A B.C. environmentalist who focuses on mine safety says the public should treat company and provincial government claims about the Mount Polley tailings-pond disaster with great skepticism.
"It was really wonderful the regional district took those pictures—those aerial photos from a helicopter—and then released them to the media," Glenda Ferris told the Georgia Straight by phone from her home in the Houston area. "If that had been a ministry person, we never would have seen those photos."
Ferris said that the public should remember those images near the town of Likely because officials will soon assure everyone that the situation is under control.
Reportedly, 10 million cubic metres of water were released when the tailings dam was breached.
"They're going to tell us that everything is fine," Ferris predicted. "They're going to tell us that they tested the tailings and they're not toxic or that they have just minor little amounts of mercury and cadmium in them, and everything is going to be fine."

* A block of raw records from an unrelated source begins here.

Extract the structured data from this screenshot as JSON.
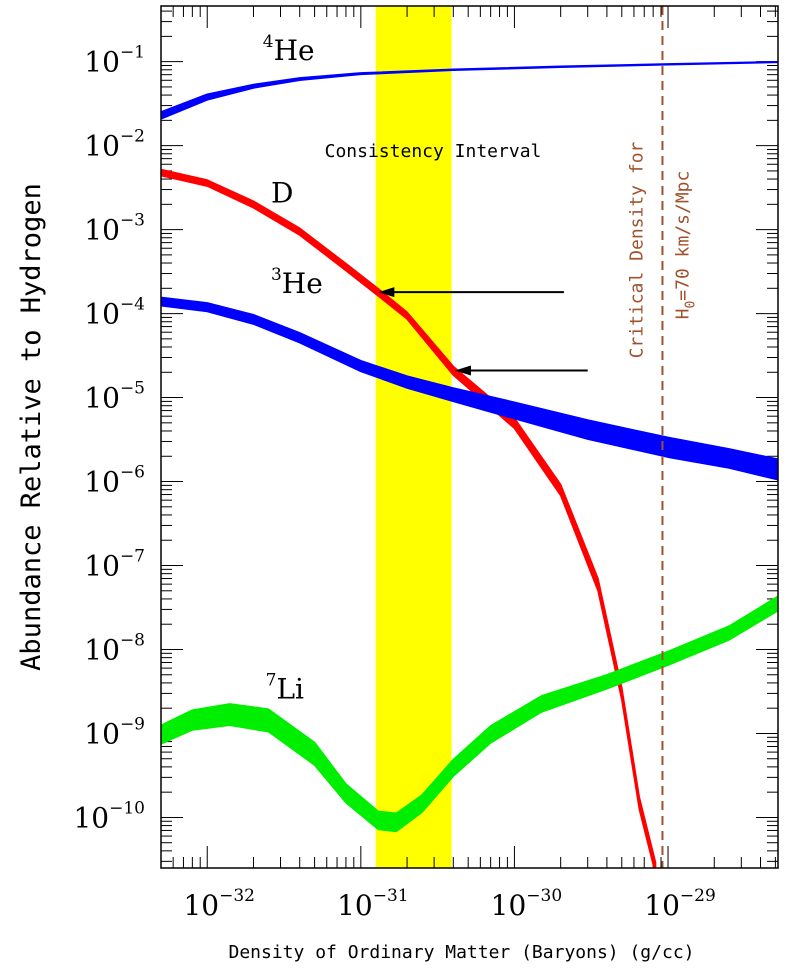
{
  "chart_data": {
    "type": "line",
    "xlabel": "Density of Ordinary Matter (Baryons) (g/cc)",
    "ylabel": "Abundance Relative to Hydrogen",
    "x_scale": "log",
    "y_scale": "log",
    "xlim": [
      5e-33,
      5.2e-29
    ],
    "ylim": [
      2.5e-11,
      0.46
    ],
    "x_ticks": [
      {
        "mantissa": "10",
        "exponent": "−32",
        "value": 1e-32
      },
      {
        "mantissa": "10",
        "exponent": "−31",
        "value": 1e-31
      },
      {
        "mantissa": "10",
        "exponent": "−30",
        "value": 1e-30
      },
      {
        "mantissa": "10",
        "exponent": "−29",
        "value": 1e-29
      }
    ],
    "y_ticks": [
      {
        "mantissa": "10",
        "exponent": "−1",
        "value": 0.1
      },
      {
        "mantissa": "10",
        "exponent": "−2",
        "value": 0.01
      },
      {
        "mantissa": "10",
        "exponent": "−3",
        "value": 0.001
      },
      {
        "mantissa": "10",
        "exponent": "−4",
        "value": 0.0001
      },
      {
        "mantissa": "10",
        "exponent": "−5",
        "value": 1e-05
      },
      {
        "mantissa": "10",
        "exponent": "−6",
        "value": 1e-06
      },
      {
        "mantissa": "10",
        "exponent": "−7",
        "value": 1e-07
      },
      {
        "mantissa": "10",
        "exponent": "−8",
        "value": 1e-08
      },
      {
        "mantissa": "10",
        "exponent": "−9",
        "value": 1e-09
      },
      {
        "mantissa": "10",
        "exponent": "−10",
        "value": 1e-10
      }
    ],
    "band": {
      "label": "Consistency Interval",
      "x_range": [
        1.25e-31,
        3.9e-31
      ],
      "color": "#ffff00"
    },
    "critical_line": {
      "x": 9.2e-30,
      "label_line1": "Critical Density for",
      "label_line2_prefix": "H",
      "label_line2_sub": "0",
      "label_line2_rest": "=70 km/s/Mpc",
      "color": "#a0522d"
    },
    "arrows": [
      {
        "from": [
          2.1e-30,
          0.00018
        ],
        "to": [
          1.3e-31,
          0.00018
        ]
      },
      {
        "from": [
          3e-30,
          2.1e-05
        ],
        "to": [
          4.1e-31,
          2.1e-05
        ]
      }
    ],
    "series": [
      {
        "sup": "4",
        "name": "He",
        "color": "#0000ff",
        "label_at": [
          2.3e-32,
          0.105
        ],
        "points": [
          {
            "x": 5e-33,
            "y": 0.023,
            "w": 0.0022
          },
          {
            "x": 1e-32,
            "y": 0.038,
            "w": 0.003
          },
          {
            "x": 2e-32,
            "y": 0.051,
            "w": 0.0025
          },
          {
            "x": 4e-32,
            "y": 0.062,
            "w": 0.002
          },
          {
            "x": 1e-31,
            "y": 0.072,
            "w": 0.0015
          },
          {
            "x": 4e-31,
            "y": 0.08,
            "w": 0.0012
          },
          {
            "x": 2e-30,
            "y": 0.087,
            "w": 0.001
          },
          {
            "x": 1e-29,
            "y": 0.093,
            "w": 0.001
          },
          {
            "x": 5.2e-29,
            "y": 0.099,
            "w": 0.001
          }
        ]
      },
      {
        "sup": "",
        "name": "D",
        "color": "#ff0000",
        "label_at": [
          2.6e-32,
          0.0021
        ],
        "points": [
          {
            "x": 5e-33,
            "y": 0.0048,
            "w": 0.0004
          },
          {
            "x": 1e-32,
            "y": 0.0036,
            "w": 0.0003
          },
          {
            "x": 2e-32,
            "y": 0.002,
            "w": 0.00018
          },
          {
            "x": 4e-32,
            "y": 0.00095,
            "w": 9e-05
          },
          {
            "x": 8e-32,
            "y": 0.00036,
            "w": 3.5e-05
          },
          {
            "x": 1.3e-31,
            "y": 0.00018,
            "w": 1.8e-05
          },
          {
            "x": 2e-31,
            "y": 9.5e-05,
            "w": 9e-06
          },
          {
            "x": 4e-31,
            "y": 2.1e-05,
            "w": 2.5e-06
          },
          {
            "x": 1e-30,
            "y": 5e-06,
            "w": 7e-07
          },
          {
            "x": 2e-30,
            "y": 8e-07,
            "w": 1.2e-07
          },
          {
            "x": 3.5e-30,
            "y": 6e-08,
            "w": 1e-08
          },
          {
            "x": 5e-30,
            "y": 3e-09,
            "w": 5e-10
          },
          {
            "x": 6.5e-30,
            "y": 1.5e-10,
            "w": 2.5e-11
          },
          {
            "x": 8.3e-30,
            "y": 2.5e-11,
            "w": 4e-12
          }
        ]
      },
      {
        "sup": "3",
        "name": "He",
        "color": "#0000ff",
        "label_at": [
          2.6e-32,
          0.000175
        ],
        "points": [
          {
            "x": 5e-33,
            "y": 0.00014,
            "w": 1.6e-05
          },
          {
            "x": 1e-32,
            "y": 0.00012,
            "w": 1.4e-05
          },
          {
            "x": 2e-32,
            "y": 8.6e-05,
            "w": 1.1e-05
          },
          {
            "x": 4e-32,
            "y": 5.2e-05,
            "w": 7e-06
          },
          {
            "x": 1e-31,
            "y": 2.4e-05,
            "w": 3.5e-06
          },
          {
            "x": 2e-31,
            "y": 1.55e-05,
            "w": 2.5e-06
          },
          {
            "x": 4e-31,
            "y": 1.1e-05,
            "w": 2e-06
          },
          {
            "x": 1e-30,
            "y": 7.2e-06,
            "w": 1.6e-06
          },
          {
            "x": 3e-30,
            "y": 4.3e-06,
            "w": 1.1e-06
          },
          {
            "x": 1e-29,
            "y": 2.65e-06,
            "w": 7e-07
          },
          {
            "x": 2.5e-29,
            "y": 1.95e-06,
            "w": 5e-07
          },
          {
            "x": 5.2e-29,
            "y": 1.45e-06,
            "w": 4e-07
          }
        ]
      },
      {
        "sup": "7",
        "name": "Li",
        "color": "#00ee00",
        "label_at": [
          2.4e-32,
          2.6e-09
        ],
        "points": [
          {
            "x": 5e-33,
            "y": 1e-09,
            "w": 2.5e-10
          },
          {
            "x": 8e-33,
            "y": 1.5e-09,
            "w": 4e-10
          },
          {
            "x": 1.4e-32,
            "y": 1.75e-09,
            "w": 5e-10
          },
          {
            "x": 2.5e-32,
            "y": 1.5e-09,
            "w": 4.5e-10
          },
          {
            "x": 5e-32,
            "y": 6e-10,
            "w": 1.8e-10
          },
          {
            "x": 8e-32,
            "y": 2e-10,
            "w": 5e-11
          },
          {
            "x": 1.3e-31,
            "y": 9.5e-11,
            "w": 2.3e-11
          },
          {
            "x": 1.7e-31,
            "y": 9e-11,
            "w": 2.2e-11
          },
          {
            "x": 2.5e-31,
            "y": 1.5e-10,
            "w": 3.5e-11
          },
          {
            "x": 4e-31,
            "y": 4e-10,
            "w": 9e-11
          },
          {
            "x": 7e-31,
            "y": 1e-09,
            "w": 2.3e-10
          },
          {
            "x": 1.5e-30,
            "y": 2.3e-09,
            "w": 5e-10
          },
          {
            "x": 4e-30,
            "y": 4.2e-09,
            "w": 8e-10
          },
          {
            "x": 1e-29,
            "y": 8e-09,
            "w": 1.5e-09
          },
          {
            "x": 2.5e-29,
            "y": 1.6e-08,
            "w": 3e-09
          },
          {
            "x": 5.2e-29,
            "y": 3.6e-08,
            "w": 7e-09
          }
        ]
      }
    ]
  }
}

Ferris based this comment on personal experience dealing with the industry after the Equity silver mine spilled 10,000 gallons of concentrated sulphuric acid into her watershed in November 1981.
That led her to get involved in mine safety at a national level, winning her awards for her environmental work.
"I'm tired of a society that doesn't value the natural world," Ferris said. "I'm tired of a society that has amnesia."
Imperial Metals Corporation was mining copper, silver, and gold at the Mount Polley mine.
Ferris emphasized that anything that's in the mineralization of the ore bodies at the mine will be in the tailings.
She added that there are never recovery rates of 100 percent, so even copper will likely be in the tailings.
"Copper is toxic to the entire food web starting with algae and ending with fish in aquatic ecosystems," she said.
She said it's important for people to recognize that a metal like cadmium is toxic in parts per billion, not parts per million.
Despite this, she predicted that the company and government will "try in a little while to put everyone to sleep again".
"It's perfectly feasible that toxicity would get to the Fraser River," Ferris said. "It's such a massive spill. It's not the end of it because if these tailings begin to release metals, this will not be a three-day event. This will be a long-term chronic release of heavy metals through time."
The company has said that its "first priority is the health and safety of our employees and neighbours".
"Exact quantities of water and tailings discharged have yet to be determined," Imperial Metals stated in an August 5 news release. "The tailings are alkaline with an average pH of 8.5 and are not acid generating."
Ferris said that it's possible that the company is telling the truth in this instance.
However, she also noted that there was a "halo around one of the ore bodies at Mount Polley that was full of sulphides".
"So some of the tailings may well be, in fact, acid-generating," she said.
Ferris noted that sulphides will oxidize when exposed to the atmosphere. "Then the next time water flows—water, snowmelt, the creek goes up—sulphuric acid is formed. That's H2SO4."
It's been widely reported that the tailings pond was contained by an earthen dam.
Ferris said that if the dam was made of earth with a clay core, the company should never have dumped water in the tailings area.
"Dams that are meant to hold water have huge rocks," she said.
That's because if there's high winds, waves form, crashing against the wall.
"For whatever reason, the company, over apparently a number of years, has not maintained that as a semidry tailings impoundment," Ferris concluded. "They have allowed the water to build up. That hydrostatic pressure is probably the cause of the breach in the dam. Once it started to go, of course, the tailings become liquefied, so they're carried out—the solids are carried out with the water."
She said a simple step would have prevented this: creating a separate pond to hold excess water.
"They didn't build a pond to hold this water," she said. "They just dumped it into the tailings impoundment and turned the whole tailings impoundment into a disaster waiting to happen."
She blamed poor regulation, saying if nobody is inspecting the geotechnical integrity of containment structures, accidents like this will happen "again and again and again".
"This is the product of deregulation," Ferris claimed. "This is a product of being buddies with the mining industry and saying, 'Well, you guys know what's best. You do what's best.'"
She said that instead of expressing concern about rising water levels in the tailings pond earlier this year, government officials should have ordered the company to build a separate settling pond for the water.
Ferris added that regulators also had the option of ordering the company to build a treatment plant.
"There are simple solutions to the problem that happened at Mount Polley," she said.
Ferris also scoffed at Imperial Metals president Bryan Kynoch's comment earlier this week that he would drink the water from the tailings pond.
"If the water were that clean, they would have been allowed to discharge that water," she said.
Various terms have been used to describe the mess, including "mud", "sand", and "sludge".
"The accurate description is toxic mine waste," Ferris declared. "It is full of heavy metals."